Siamo alla demolizione di qualunque forma di religione, alla demolizione di ogni realtà a beneficio di chiacchiere devastanti che pretendono di insegnare all’uomo che non è un uomo, che non è una creatura dipendente dal suo Creatore, che non è un essere voluto da Dio per manifestare la Sua gloria, ma sarebbe una creatura indipendente – il che è assurdo e falso -,  un essere voluto da Dio per la gloria di questo stesso essere – il che è ridicolo e senza senso.

E quando padre Bergoglio pretende di ricordare che «il serpente ha mentito… ha fatto credere che una parola d’amore fosse un comando», non fa altro che mettere in risalto che anche lui usa la stessa menzogna diabolica: far credere che i comandamenti non sarebbero comandamenti, ma parole di dialogo; al punto che credere nei Comandamenti equivarrebbe a considerare Dio come un padrone e non come un Padre, equivarrebbe ad avere una «mentalità da schiavi» e non da figli, perché
«il comandamento è dal padrone, la parola è dal Padre». … «Uno spirito da schiavi non può che accogliere la Legge in modo oppressivo, e può produrre due risultati opposti: o una vita fatta di doveri e di obblighi, oppure una reazione violenta di rifiuto». 

E anche qui, c’era modo migliore per istigare alla disobbedienza a Dio, per istigare i figli a disobbedire ai genitori, per demolire ogni ordine e ogni naturale gerarchia, per demolire la famiglia e la società?

Ed è ridicolo che padre Bergoglio cerchi di confondere la realtà affermando:
«Gesù è la Parola del Padre, non è la condanna del Padre. Gesù è venuto a salvare, con la sua Parola, non a condannarci». 
Ridicolo! Perché anche i bambini del catechismo sanno che Gesù è venuto a salvarci non con la Sua Parola, ma con l’espiare al posto nostro i nostri peccati; mentre con la Sua Parola è venuto a ribadirci i Comandamenti di Dio e ad aggiungerne di nuovi: i Vangeli sono pieni di ingiunzioni come questa: «Avete inteso che fu detto: Non commettere adulterio; ma io vi dico: chiunque guarda una donna per desiderarla, ha già commesso adulterio con lei nel suo cuore.» (Mt. 5, 27.28); e questo Gesù lo dice nel contesto di questo insegnamento: «Non pensate che io sia venuto ad abolire la Legge o i Profeti; non son venuto per abolire, ma per dare compimento. In verità vi dico: finché non siano passati il cielo e la terra, non passerà neppure un iota o un segno dalla legge, senza che tutto sia compiuto. Chi dunque trasgredirà uno solo di questi precetti, anche minimi, e insegnerà agli uomini a fare altrettanto, sarà considerato minimo nel regno dei cieli. Chi invece li osserverà e li insegnerà agli uomini, sarà considerato grande nel regno dei cieli» (Mt. 5, 17-19).
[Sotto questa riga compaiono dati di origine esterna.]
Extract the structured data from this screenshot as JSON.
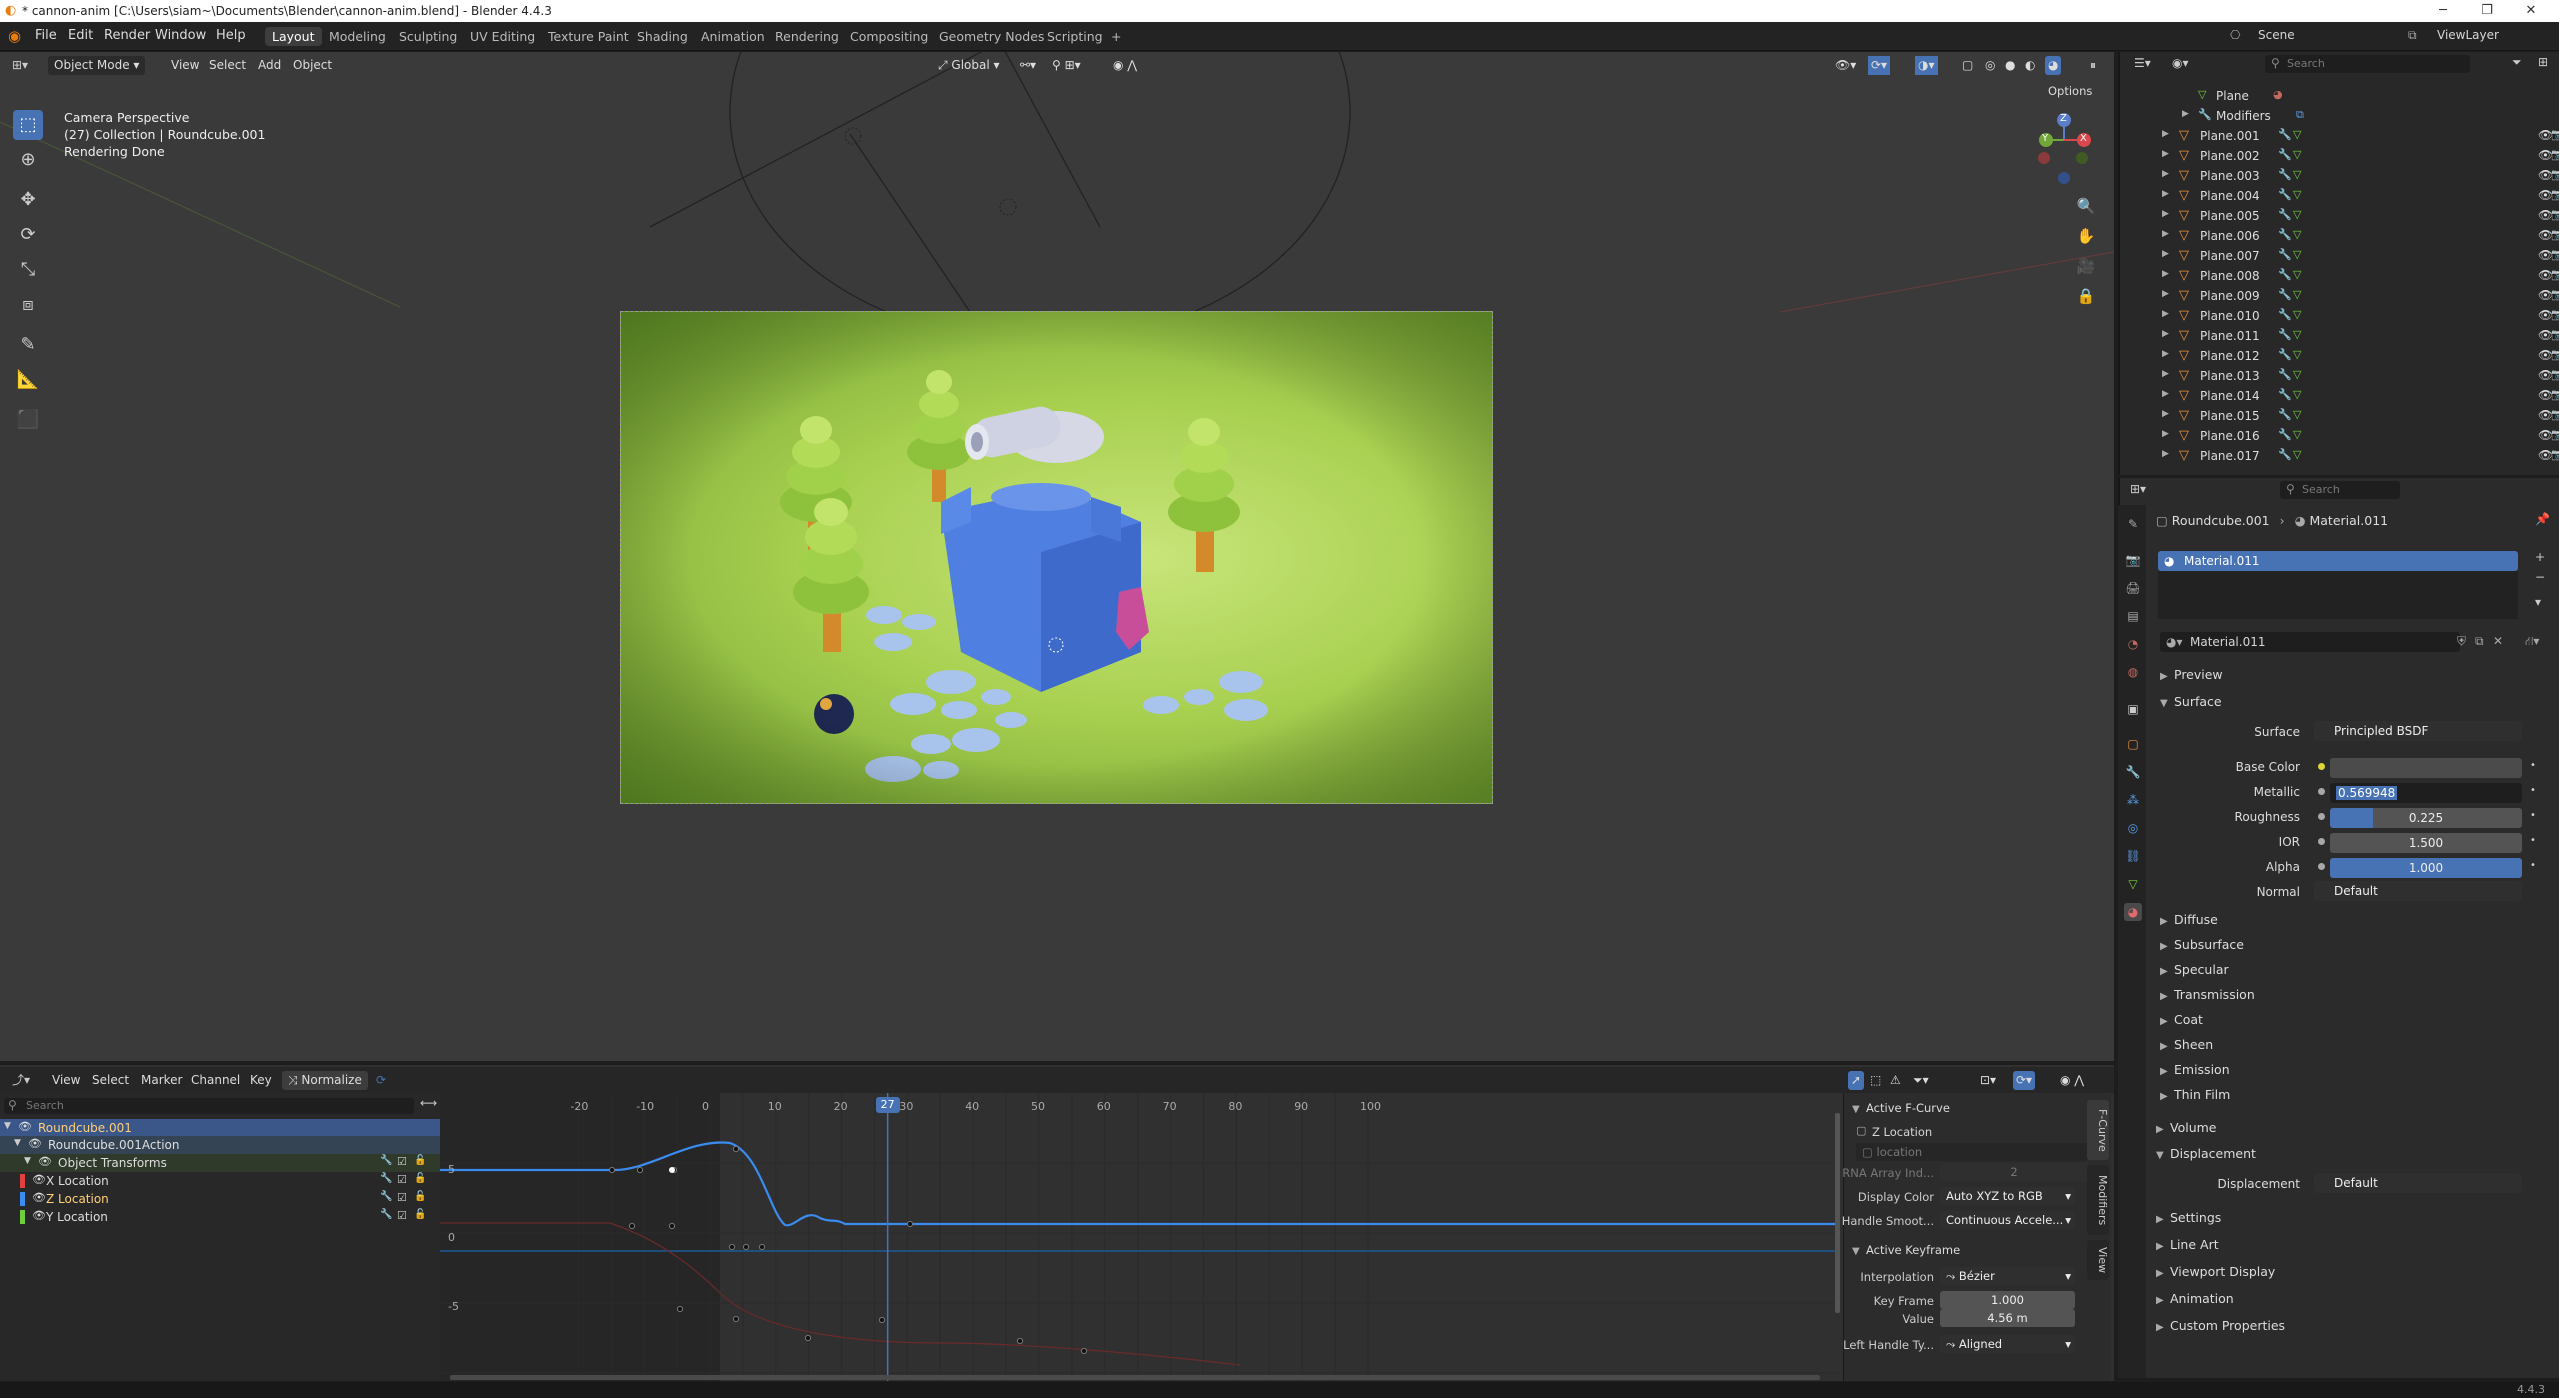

Ma evidentemente a padre Bergoglio non importa un fico secco degli insegnamenti di Gesù, che in cuor suo – e per bocca sua – considera delle imposizioni da “padrone” a cui lui, da uomo libero e non da schiavo può solo opporre un rifiuto.

Per concludere, diciamo che i lettori potranno valutare da soli se padre Bergoglio sarà considerato “grande” o “minimo” nel regno dei cieli.
E’ scontato che il giudizio spetta solo al Signore, giusto giudice, ma pensiamo che ci sia permesso azzardare la timida previsione che sarà considerato “minimo” perché trasgredisce i precetti e per di più insegna a farlo agli altri.

La domanda retorica è: ma questo è un papa?